То, что мы увидели во дворе, снова поразило и до крайности удивило нас. Правда, сегодня было первое апреля, как мы узнали от прибывших, однако то, что творилось у нас на глазах, никак не вязалось с первоапрельской шуткой.
На улице у самой ограды толпились женщины и дети.
Люди заглядывали сквозь проволоку во двор, суетились, что-то кому-то кричали, а потом притихли и начали выравниваться в длинную очередь вдоль ограды. И оккупанты не кричали на них, не стреляли и не спускали с поводков злых волкодавов. Да только ли это! В воротах стоял сам командир мадьярского взвода и отбирал у женщин передачи, просматривал и потом отдавал полицаям, которые уже непосредственно вручали их заключенным.
А в стороне, совершенно равнодушный и спокойный, словно так и надо, стоял гауптшарфюрер Иоганн Рудольф Пашке, и свирепый волкодав также спокойно лежал у его ног.
Нет, в самом деле, что это вдруг произошло с гитлеровцами?
Но с этим запоздалым вопросом нам пока что не к кому было обратиться. Вновь прибывшие (теперь мы увидели, что было их, наверное, с полсотни) разбрелись по двору, стояли группками ближе к воротам, ожидая передач, а наш вчерашний русый спаситель вцепился руками в колючую проволоку и, забыв обо всем на свете, оживленно переговаривался с круглолицей бойкой девушкой, стоявшей по ту сторону двойной проволочной ограды и сверкавшей темными, искристо улыбающимися глазами.
Вероятно, это и была упоминавшаяся вчера "чудесная дивчина Яринка". Как раз между ней и парнем на одном из кольев ограды была прибита фанерная дощечка, а на ней предупреждение о том, что подходить сюда запрещено и что нарушитель, который попытается подойти, будет наказан смертью.
Странно! Почему терпел такое нарушение Пашке?
Почему не разрядил им в спину свой парабеллум?..
И снова в тот же день были вдобавок к печеной, а не сырой свекле хорошо сваренные отруби, да еще свежий хлеб, пирожки, сочные головки лука, чеснок и даже табак.
Но... пока мы наблюдали в лагере и на улице эти необычайные события, в "салоне смерти" навеки уснул еще один наш товарищ - старшина стрелковой роты, бывший тракторист Павло Репьях. И ни крошки сегодня не могли взять в рот истощенные молодые парни узбек Бахрам и чуваш Петро... Целый день они лежали неподвижно, уставившись глазами в потолок, не реагируя ни на что окружающее даже взглядом...

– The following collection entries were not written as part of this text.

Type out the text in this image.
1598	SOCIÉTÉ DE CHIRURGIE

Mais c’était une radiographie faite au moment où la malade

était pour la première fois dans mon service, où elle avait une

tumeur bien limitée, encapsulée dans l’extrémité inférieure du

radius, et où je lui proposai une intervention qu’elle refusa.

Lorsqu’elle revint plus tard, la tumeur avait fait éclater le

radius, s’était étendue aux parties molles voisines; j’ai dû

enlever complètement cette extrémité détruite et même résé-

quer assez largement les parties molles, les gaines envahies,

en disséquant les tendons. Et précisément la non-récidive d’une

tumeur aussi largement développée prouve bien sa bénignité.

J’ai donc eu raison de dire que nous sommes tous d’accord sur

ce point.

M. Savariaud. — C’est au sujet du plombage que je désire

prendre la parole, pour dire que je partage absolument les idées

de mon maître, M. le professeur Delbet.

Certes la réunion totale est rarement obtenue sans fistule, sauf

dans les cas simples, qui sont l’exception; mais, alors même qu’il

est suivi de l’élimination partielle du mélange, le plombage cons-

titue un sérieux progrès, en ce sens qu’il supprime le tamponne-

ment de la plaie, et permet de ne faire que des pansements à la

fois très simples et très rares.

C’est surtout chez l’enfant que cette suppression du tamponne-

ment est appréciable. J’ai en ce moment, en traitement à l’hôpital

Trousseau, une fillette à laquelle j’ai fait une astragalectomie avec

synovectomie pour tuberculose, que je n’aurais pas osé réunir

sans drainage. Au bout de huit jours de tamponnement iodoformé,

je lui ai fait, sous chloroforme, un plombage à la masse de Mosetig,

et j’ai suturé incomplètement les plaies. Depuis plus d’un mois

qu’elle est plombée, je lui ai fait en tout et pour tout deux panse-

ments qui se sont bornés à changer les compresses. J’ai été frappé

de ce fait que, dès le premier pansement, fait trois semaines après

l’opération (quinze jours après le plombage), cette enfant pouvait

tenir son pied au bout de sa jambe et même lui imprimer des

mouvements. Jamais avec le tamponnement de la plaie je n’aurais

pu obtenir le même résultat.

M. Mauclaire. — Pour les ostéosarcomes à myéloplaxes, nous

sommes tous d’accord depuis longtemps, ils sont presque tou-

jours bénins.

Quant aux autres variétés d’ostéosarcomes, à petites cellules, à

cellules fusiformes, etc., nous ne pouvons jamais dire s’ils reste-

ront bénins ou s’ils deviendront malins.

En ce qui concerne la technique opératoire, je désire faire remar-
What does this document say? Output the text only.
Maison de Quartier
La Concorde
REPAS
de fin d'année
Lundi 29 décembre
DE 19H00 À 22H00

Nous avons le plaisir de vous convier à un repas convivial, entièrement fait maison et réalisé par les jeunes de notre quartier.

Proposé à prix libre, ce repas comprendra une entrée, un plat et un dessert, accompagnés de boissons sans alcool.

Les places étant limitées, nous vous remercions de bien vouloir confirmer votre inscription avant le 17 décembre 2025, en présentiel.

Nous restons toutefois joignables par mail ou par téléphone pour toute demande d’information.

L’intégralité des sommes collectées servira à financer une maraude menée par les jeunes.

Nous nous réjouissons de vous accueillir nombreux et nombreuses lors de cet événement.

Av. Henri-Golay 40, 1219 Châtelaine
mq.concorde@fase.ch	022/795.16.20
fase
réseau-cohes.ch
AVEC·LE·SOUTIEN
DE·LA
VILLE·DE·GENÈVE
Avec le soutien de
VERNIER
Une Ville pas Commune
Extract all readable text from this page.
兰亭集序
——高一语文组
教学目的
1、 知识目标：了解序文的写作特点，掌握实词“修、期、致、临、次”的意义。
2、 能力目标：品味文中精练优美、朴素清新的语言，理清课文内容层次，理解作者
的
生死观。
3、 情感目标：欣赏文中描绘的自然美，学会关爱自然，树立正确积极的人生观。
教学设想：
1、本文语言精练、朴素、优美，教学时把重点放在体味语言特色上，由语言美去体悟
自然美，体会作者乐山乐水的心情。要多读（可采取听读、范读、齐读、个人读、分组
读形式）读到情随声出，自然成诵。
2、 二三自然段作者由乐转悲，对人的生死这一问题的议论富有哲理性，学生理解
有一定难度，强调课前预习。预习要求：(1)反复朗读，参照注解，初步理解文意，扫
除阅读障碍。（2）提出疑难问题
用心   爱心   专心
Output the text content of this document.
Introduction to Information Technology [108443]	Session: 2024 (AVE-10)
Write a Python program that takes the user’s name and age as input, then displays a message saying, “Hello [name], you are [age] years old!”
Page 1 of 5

Под вечер осталось нас в "салоне" только девятнаддать... Женщины за воротами разошлись. Потом пригнали еще группу новых заключенных.
Пашке, избавившись от посторонних свидетелей, приказал немедленно всех заключенных, прибывших сегодня и вчера, загнать во внутреннюю ограду, а затем и в коровник. Во дворе снова лаяли псы, раздавались удары палок и резала ухо гортанная немецкая ругань охранников.
Когда укутанные в старое тряпье застывшие останки Бахрама и Петра выносили из "салона", новенькие столпились под стеной коровника, замолкли, заметно сникли.
Тревожные огоньки замелькали в их глазах, казалось, будто что-то тяжелое, гнетущее легло им на плечи. И были они уже не прежние, оживленные, только что "с воли"
люди, а такие же заключенные, бесправные пленные, в глаза которым уже заглядывала и дышала в лицо могильным холодом смерть.
И хотя в нашем "салоне" еще было довольно просторно, на дворе, а значит, и в коровнике - сыро и холодно, никто из вновь прибывших так и не решился зайти к нам.
Должно быть, очень уж страшными были мы для свежего глаза. И наш когда-то такой желанный "салон", вероятно, тоже казался им не теплым уголком, а могильным склепом.
Целый вечер в коровнике господствовала гнетущая тишина. А если кто-то изредка и заговаривал, то произносил слова только шепотом.
И один лишь наш "старый" знакомый, наш русый паренек, который первым с улыбкой на губах переступил порог этого ада, остался с нами.
Добровольно взяв на себя обязанности нашей сестры милосердия, он присматривал за нами, как за детьми, подкармливал, следил, чтобы мы не съели лишнего и не пили воды; подбадривал словом и своей искренней жизнерадостной и немного жалостливой, такой разительно необычной в этом царстве смерти улыбкой. Расспрашивал каждого, если только тот хотел и мог рассказывать ему, кто он и откуда. А если иногда и не отвечали на эти вопросы, его это не смущало и не обижало. С такой же мягкой, дружеской приветливостью поведал он о себе, о том, что происходит сейчас и происходило на протяжении всей зимы в окружающем мире.
Назвал он себя Дмитром. Сообщил, что служил с начала войны в одной армейской газете корреспондентом.